Yaşımız ne olursa olsun, ne yaşamış olursak olalım her ol-an bizim tekâmülümüz ve bizim için yaşanıyor. Dikkatimizi dış dünyaya verdiğimizde sadece egomuzun etiketleriyle ilgileniyoruz, özümüzü fark edemiyoruz. Ol-anı olduğu gibi kabul varoluşa güven ve kâinata güvendir. İlgimiz dış dünyadan içimize döndüğünde bilinç düzeyimizdeki yükselme gerçekleşecektir. Kendimizi bildiğimiz nokta, doğayı ve özümüzü bildiğimiz noktadır. İnsan realitesinin doğasını yaratan bilinç ve enerjidir. Bu durumu günlük hayatımızda nasıl uyguluyoruz sorusu bizi farkındalık sahnesine çekecektir.

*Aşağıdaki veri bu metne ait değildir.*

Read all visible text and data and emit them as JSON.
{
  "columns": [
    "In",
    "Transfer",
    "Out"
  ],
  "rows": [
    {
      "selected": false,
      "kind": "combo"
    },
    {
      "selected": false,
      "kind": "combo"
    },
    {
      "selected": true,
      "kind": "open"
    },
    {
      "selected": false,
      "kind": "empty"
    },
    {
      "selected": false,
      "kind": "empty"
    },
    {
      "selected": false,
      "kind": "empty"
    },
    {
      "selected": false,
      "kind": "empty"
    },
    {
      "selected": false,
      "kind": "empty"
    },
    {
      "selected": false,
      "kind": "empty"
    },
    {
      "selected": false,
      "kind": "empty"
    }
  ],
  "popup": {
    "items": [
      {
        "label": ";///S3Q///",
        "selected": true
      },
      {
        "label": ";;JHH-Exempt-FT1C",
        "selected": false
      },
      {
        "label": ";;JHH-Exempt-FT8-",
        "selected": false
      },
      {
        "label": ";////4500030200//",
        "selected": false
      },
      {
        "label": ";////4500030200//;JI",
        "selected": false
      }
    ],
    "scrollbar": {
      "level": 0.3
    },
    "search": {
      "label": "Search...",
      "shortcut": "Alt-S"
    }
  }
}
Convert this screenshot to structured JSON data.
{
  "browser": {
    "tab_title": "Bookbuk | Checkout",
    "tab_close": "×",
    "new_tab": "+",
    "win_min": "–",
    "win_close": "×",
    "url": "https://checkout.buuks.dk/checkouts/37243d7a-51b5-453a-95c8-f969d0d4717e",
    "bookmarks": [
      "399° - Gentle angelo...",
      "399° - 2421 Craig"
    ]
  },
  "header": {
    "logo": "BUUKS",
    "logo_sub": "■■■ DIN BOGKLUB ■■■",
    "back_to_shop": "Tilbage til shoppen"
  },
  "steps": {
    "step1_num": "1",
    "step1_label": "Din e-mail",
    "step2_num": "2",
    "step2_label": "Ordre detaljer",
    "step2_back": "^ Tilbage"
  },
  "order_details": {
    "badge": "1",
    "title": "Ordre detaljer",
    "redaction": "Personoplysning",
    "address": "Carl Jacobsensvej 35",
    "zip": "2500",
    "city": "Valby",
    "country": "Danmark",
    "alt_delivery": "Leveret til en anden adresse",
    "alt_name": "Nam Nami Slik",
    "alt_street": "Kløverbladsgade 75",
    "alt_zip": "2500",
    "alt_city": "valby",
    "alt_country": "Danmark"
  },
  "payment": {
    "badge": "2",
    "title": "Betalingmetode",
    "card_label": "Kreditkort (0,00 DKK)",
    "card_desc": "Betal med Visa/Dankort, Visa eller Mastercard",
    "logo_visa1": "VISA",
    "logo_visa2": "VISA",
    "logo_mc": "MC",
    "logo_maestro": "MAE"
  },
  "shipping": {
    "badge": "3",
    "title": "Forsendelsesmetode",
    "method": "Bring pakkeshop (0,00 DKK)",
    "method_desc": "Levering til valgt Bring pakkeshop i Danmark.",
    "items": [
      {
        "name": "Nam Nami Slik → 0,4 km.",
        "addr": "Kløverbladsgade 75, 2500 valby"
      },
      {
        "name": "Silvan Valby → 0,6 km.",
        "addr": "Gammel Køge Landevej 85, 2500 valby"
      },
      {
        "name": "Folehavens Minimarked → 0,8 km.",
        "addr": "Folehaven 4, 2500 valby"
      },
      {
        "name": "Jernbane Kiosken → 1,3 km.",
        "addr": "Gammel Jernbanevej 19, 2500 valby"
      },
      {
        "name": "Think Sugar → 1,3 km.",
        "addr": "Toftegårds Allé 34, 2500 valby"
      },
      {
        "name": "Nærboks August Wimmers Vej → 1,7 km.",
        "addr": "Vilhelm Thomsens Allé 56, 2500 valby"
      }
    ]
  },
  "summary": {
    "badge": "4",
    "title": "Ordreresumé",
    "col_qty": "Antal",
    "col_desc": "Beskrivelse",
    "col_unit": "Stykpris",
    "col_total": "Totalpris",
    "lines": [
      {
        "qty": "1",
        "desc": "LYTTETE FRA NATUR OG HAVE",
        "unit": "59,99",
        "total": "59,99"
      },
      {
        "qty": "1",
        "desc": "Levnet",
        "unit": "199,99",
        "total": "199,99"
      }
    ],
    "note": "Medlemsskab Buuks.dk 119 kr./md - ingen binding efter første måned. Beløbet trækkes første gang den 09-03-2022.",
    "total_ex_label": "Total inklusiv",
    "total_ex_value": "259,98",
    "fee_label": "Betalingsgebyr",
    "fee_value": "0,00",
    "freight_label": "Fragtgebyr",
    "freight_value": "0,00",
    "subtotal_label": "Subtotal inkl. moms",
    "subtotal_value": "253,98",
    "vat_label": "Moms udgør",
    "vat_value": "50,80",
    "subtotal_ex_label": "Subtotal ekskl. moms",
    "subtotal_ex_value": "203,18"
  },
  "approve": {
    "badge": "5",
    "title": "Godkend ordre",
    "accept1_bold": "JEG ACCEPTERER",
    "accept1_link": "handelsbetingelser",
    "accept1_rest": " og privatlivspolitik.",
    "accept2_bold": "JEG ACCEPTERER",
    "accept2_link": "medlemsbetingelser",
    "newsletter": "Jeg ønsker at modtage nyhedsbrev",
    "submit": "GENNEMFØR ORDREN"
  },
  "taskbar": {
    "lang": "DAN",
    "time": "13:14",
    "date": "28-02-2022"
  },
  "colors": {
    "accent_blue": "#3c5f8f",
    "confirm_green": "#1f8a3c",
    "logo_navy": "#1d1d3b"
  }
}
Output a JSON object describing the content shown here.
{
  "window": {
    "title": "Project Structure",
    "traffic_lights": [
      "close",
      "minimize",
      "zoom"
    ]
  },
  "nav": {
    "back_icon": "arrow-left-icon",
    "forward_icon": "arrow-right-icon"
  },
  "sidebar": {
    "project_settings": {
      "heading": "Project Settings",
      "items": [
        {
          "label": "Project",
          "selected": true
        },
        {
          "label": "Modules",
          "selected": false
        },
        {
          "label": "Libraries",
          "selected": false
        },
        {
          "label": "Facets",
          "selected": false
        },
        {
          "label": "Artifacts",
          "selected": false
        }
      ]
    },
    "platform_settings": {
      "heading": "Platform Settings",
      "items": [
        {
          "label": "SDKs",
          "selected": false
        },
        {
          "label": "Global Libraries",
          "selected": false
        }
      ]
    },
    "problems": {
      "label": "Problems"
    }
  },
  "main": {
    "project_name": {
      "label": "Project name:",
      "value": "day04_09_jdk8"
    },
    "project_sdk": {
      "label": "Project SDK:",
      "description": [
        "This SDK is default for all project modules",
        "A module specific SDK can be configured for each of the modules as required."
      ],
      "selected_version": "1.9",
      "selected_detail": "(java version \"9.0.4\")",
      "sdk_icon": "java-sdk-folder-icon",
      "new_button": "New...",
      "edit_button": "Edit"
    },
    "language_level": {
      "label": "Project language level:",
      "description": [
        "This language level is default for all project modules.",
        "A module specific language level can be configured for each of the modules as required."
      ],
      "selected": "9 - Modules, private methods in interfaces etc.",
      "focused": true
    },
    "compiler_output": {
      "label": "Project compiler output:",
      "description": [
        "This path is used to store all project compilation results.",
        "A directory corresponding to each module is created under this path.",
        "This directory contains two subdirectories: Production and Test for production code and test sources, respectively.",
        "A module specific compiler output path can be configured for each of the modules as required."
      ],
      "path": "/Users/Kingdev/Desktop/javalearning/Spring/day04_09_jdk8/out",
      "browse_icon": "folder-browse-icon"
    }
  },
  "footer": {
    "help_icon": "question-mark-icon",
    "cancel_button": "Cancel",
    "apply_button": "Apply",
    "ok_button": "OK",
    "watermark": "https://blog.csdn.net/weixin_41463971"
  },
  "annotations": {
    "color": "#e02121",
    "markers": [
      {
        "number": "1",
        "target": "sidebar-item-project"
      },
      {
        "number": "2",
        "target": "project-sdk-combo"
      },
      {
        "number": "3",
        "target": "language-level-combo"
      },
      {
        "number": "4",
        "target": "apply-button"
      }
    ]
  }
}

Kabul etmediğimiz bir şeyi hayatımızda asla tezahür ettiremiyoruz. Kabul düzeyim yeterli mi sorusu bize zihnimizin limitlerini gösteriyor. Çoğumuz gerçekleştirebileceklerimizi kabul edemediğimiz için yaratım yapamıyoruz. Zihnimizdeki layık olduğumuz hayatı yaşamayı yine kendimiz engelliyoruz. Bilincimiz maddeye etki eder, bilinç enerjiyi etkiler. Bilinç ve enerji realiteyi yaratır. Etrafımızdaki enerji ile yaratım noktalarını deneyimliyoruz. Hayatımız sürekli her an değişim içinde. Bu değişimi fark etmek, değişime uyumlanmak, akıntıyla birlikte hayatı yaşıyor olduğumuzu fark etmektir. Aksi takdirde akıntıya karşı kürek çektiğimizde yaratım yapamıyoruz, direnç gerçekleşiyor, istediğimiz hayatı deneyimlenmek mümkün olamıyor.

Kendimizi tanıma isteği, günümüzde daha çok bizim görmeyi tercih etmeyip, dışarıdan nasıl görünüyorum sorusunun karşılık bulduğu bir alana evrilmiş durumda. Olması gereken durup kendimize bakmak, kendimizi dinlemek yerine oradan beni nasıl görüyorlar sorusu daha da önemli hale geldi. Çoğunlukla bu yolculukta içsel motivasyonu bulamamak, tamamıyla bir atalet içinde olduğumuzun göstergesidir. Bu yüreklendirici enerjiyi dışarıdan beklemek yerine, içimizdeki yaratıcı gücü ortaya çıkartabilmek bizim en yüksek seviyede kendimizi gerçekleştirme yolculuğumuzda varacağımız sonucun başlangıcıdır.

Sevgili okuyanım, bu satırlara kadar sabırla okuduysan, içsel gücünü, motivasyonunu ve yaratıcı ışığını fark ettiğini biliyorum.